Employment Challenges in China

Workforce Getting Older in China

Two stark realities are becoming apparent. First, today’s workforce is getting older. According to a report from the Central University of Finance and Economics, the average age of the workforce is over 35 years old, even in China’s five youngest provinces—Tibet, Guizhou, Xinjiang, Hainan, and Guangdong. This is a troubling fact. When browsing job listings, some position requirements are difficult to understand logically. Many positions impose a hard age limit of 30 or younger while demanding candidates be young, experienced, skilled, and highly educated. It feels like they’re searching for a superhuman scholar rather than an ordinary worker. Finding candidates who meet all these criteria is akin to winning the lottery.

Additionally, working hours have also increased. In 2023, the average weekly working hours of employees nationwide reached 49 hours. When this data was first revealed, it was somewhat surprising. In 2023, the average weekly working hours for a single month surpassed 48 hours, which briefly trended on social media. However, it turned out to be just the beginning.

The Structural Unemployment Issue

Secondly, current employment issues are mainly a result of structural unemployment. Multiple industry reports on China’s vocational education development trends in 2023 indicate that the number of structurally unemployed individuals is increasing each year. During the 14th Five-Year Plan (2021-2025), this number is expected to reach 14.5 million.

The current employment challenge is a comprehensive, complex issue. On a broader scale, global macroeconomic changes and shifts in the economic order are affecting China, making it difficult to remain unaffected. Moreover, employment policy measures are insufficient. This is comparable to food safety: every year on March 15th, there are revelations about unsafe foods. Offending products are simply penalized with tenfold compensation, or production is temporarily halted. These light penalties have resulted in too many counterfeit and substandard food products.

Disconnection Between Companies and Workers

There’s also a crucial and immediate underlying issue: the disconnect between companies and workers. From observation, today’s workers have a straightforward mindset: they expect to perform their work in exchange for wages. They are increasingly aware of the ruthless nature of capital. Thus, they don’t care about ideals or personal growth; they just want to discuss pay. This is the way it should be.

However, many companies don’t see it this way. A friend recently shared the idea that some businesses operate more with a landlord mindset rather than a capitalist mindset. Capitalist thinking revolves purely around profit—paying wages for labour to generate revenue. However, a landlord mentality is different: providing a job isn’t just employment; it’s like a lifetime contract. Workers are expected to treat the employer like a master and be at their beck and call 24 hours a day.
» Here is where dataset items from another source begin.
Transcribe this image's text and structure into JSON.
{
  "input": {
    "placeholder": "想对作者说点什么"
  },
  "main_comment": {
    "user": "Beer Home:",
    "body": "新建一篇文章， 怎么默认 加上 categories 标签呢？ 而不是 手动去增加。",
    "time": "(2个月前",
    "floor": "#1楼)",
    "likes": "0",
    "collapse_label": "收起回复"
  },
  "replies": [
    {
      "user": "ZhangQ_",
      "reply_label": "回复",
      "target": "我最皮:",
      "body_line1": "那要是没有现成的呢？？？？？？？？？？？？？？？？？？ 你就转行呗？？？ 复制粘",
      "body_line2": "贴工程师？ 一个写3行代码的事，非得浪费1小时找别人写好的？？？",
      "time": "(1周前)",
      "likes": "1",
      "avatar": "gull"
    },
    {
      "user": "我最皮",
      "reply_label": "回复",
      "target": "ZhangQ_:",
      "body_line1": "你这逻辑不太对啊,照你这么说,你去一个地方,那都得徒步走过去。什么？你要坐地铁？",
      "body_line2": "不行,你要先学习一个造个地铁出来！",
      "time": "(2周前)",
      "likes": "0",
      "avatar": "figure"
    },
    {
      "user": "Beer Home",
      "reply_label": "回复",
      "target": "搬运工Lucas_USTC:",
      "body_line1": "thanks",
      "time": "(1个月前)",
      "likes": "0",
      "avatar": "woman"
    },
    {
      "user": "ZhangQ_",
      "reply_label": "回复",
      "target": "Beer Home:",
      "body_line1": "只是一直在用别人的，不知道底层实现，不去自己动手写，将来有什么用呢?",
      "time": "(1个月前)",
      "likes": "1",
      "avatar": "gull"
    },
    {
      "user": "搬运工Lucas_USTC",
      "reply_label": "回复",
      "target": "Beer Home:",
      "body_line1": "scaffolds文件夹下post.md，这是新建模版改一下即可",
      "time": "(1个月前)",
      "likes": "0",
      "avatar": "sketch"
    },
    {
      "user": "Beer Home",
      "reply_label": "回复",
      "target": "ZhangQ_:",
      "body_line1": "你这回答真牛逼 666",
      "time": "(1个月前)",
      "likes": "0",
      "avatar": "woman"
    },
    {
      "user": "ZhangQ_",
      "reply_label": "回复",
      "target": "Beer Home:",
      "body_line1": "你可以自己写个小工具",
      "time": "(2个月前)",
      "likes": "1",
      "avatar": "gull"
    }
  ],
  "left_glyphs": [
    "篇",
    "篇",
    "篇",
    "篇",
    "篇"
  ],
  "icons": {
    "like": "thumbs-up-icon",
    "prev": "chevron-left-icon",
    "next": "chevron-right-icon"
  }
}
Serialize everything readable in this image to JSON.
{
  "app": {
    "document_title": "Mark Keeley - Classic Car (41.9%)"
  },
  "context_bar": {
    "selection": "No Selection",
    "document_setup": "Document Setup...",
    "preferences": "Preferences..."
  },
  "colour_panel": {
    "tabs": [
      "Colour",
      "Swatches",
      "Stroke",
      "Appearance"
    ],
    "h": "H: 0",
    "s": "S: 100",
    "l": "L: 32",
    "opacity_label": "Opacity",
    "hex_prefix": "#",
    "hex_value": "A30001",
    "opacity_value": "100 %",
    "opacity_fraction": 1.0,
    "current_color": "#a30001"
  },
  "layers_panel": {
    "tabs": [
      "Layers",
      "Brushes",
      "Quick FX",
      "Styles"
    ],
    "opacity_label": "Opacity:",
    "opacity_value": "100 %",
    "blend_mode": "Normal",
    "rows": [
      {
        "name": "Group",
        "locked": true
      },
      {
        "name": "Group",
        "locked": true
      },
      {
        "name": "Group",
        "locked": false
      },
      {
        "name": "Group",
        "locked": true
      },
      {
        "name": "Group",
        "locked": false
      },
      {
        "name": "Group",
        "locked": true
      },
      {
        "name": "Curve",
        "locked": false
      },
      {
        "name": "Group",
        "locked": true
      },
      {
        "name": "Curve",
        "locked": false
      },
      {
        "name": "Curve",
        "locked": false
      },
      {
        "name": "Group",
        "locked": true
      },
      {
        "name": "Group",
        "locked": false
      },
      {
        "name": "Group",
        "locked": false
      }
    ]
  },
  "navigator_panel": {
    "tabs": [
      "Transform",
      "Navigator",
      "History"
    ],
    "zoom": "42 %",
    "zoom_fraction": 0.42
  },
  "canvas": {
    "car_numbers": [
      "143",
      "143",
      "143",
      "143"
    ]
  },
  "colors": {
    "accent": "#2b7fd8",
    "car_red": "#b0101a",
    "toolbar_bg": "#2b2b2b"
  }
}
Strangely enough, there’s a certain logic to this observation.


In conclusion, whether as a collective or an individual, it seems like we’re always on the run, with no time to consider which choice is the right one or to reflect on what we enjoy. Instead, we just keep pushing forward. Looking back reveals a journey full of effort while looking ahead seems to be all about fate. Reconciling with oneself is crucial, and it’s hard to say whether this approach is good or bad, but at least it allows one to live a little more comfortably.